Meteorologists know that the equator is home to the most powerful weather phenomena on Earth. These phenomena can be felt all the way at the North and South Poles, yet they remain largely a mystery. So far, few studies have been conducted on how the troposphere and stratosphere interact along the equatorial belt.
That is set to change thanks to an international project called Strateole-2, launched under a French initiative (CNES and CNRS). The project team will collect data using pressurized, high-altitude balloons developed by CNES. Two strings of twenty balloons each will be sent up from the Indian Ocean three years apart; each string will make two or three trips around the world over a period of three months. The goal will be to obtain the information needed to better understand equatorial weather phenomena, test the researchers’ models and check the results of computer simulations.
Balloon's route plan
The balloons consist of a transparent, helium-filled sphere either 11 or 13 meters in diameter, a basket that serves to control the balloon’s flight and a second basket containing an array of measurement instruments. The instruments were designed to withstand the low air pressure and temperature (–85°C) that they will encounter so high up. The balloons will collect a wealth of data on air humidity, ozone and CO2 concentrations, the presence of ice particles, ambient temperatures and pressures, and so on. Some data – like air temperature, pressure and wind speed – will be sent almost in real time to the World Meteorological Organization (WMO) in order to improve its tropical weather forecasts.
To power the balloons and onboard instruments, engineers at CSEM developed special solar panels made out of proprietary ultralight composites. Each basket will hold four to six solar panels in the shape of a square or a trapezoid, and each panel will have nine to twelve solar cells. The biggest panels will have a capacity of 40 W, and the smallest, 30 W. The panels are currently being fabricated at CSEM’s workshops in Innoparc, which is located in Hauterive in the Canton of Neuchâtel.
We successfully tested the panels in a pilot run of eight flights in the winter of 2019–2020,” says Stéphanie Venel, head of the Strateole-2 project at CNES, in Toulouse. “And so now we’ve begun manufacturing the panels that will be used in the instrument-containing baskets for the twenty balloons that will be launched in October 2021.”
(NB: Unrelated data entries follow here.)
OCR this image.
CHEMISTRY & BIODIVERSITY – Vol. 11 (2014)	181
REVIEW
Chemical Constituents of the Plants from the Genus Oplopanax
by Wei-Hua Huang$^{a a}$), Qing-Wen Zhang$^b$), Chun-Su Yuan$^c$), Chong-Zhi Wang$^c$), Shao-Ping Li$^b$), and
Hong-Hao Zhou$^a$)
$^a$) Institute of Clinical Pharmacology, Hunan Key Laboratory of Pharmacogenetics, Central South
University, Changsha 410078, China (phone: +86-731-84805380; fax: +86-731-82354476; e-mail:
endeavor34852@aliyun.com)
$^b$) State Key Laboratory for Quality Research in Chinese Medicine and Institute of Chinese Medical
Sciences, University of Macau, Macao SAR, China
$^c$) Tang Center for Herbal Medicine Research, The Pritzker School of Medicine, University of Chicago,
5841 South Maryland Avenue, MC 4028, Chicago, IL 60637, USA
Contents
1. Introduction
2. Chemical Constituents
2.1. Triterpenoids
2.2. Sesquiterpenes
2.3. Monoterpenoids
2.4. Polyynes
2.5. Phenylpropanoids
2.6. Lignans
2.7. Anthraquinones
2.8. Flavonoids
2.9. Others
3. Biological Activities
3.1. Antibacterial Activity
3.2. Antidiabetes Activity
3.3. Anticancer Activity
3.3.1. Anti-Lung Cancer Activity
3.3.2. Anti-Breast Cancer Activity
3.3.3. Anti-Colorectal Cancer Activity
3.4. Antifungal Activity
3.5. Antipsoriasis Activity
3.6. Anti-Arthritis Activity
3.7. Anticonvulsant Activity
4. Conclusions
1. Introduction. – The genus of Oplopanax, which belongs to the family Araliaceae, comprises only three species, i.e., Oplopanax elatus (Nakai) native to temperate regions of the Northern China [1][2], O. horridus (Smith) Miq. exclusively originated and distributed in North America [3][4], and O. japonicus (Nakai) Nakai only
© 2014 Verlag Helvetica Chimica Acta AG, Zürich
“The solar panels are subject to really demanding technical specifications. Not only do they have to be small and lightweight – around a few kg/m², or nearly 10 times lighter than standard models – they must also be able to withstand the stratosphere’s extreme conditions, such as very low temperatures, extreme heat cycles and significant UV radiation,” says Xavier Bulliard, the engineer who heads the Strateole-2 project at CSEM. Pierrick Duvoisin, a design expert at CSEM who is working on the project, adds: “It was a real technical challenge to develop a low-weight system that delivers high performance and reliability in an environment as hostile as the stratosphere. Most vessels just pass through the stratosphere, like when rockets are launched. But these balloons will stay there a few months.”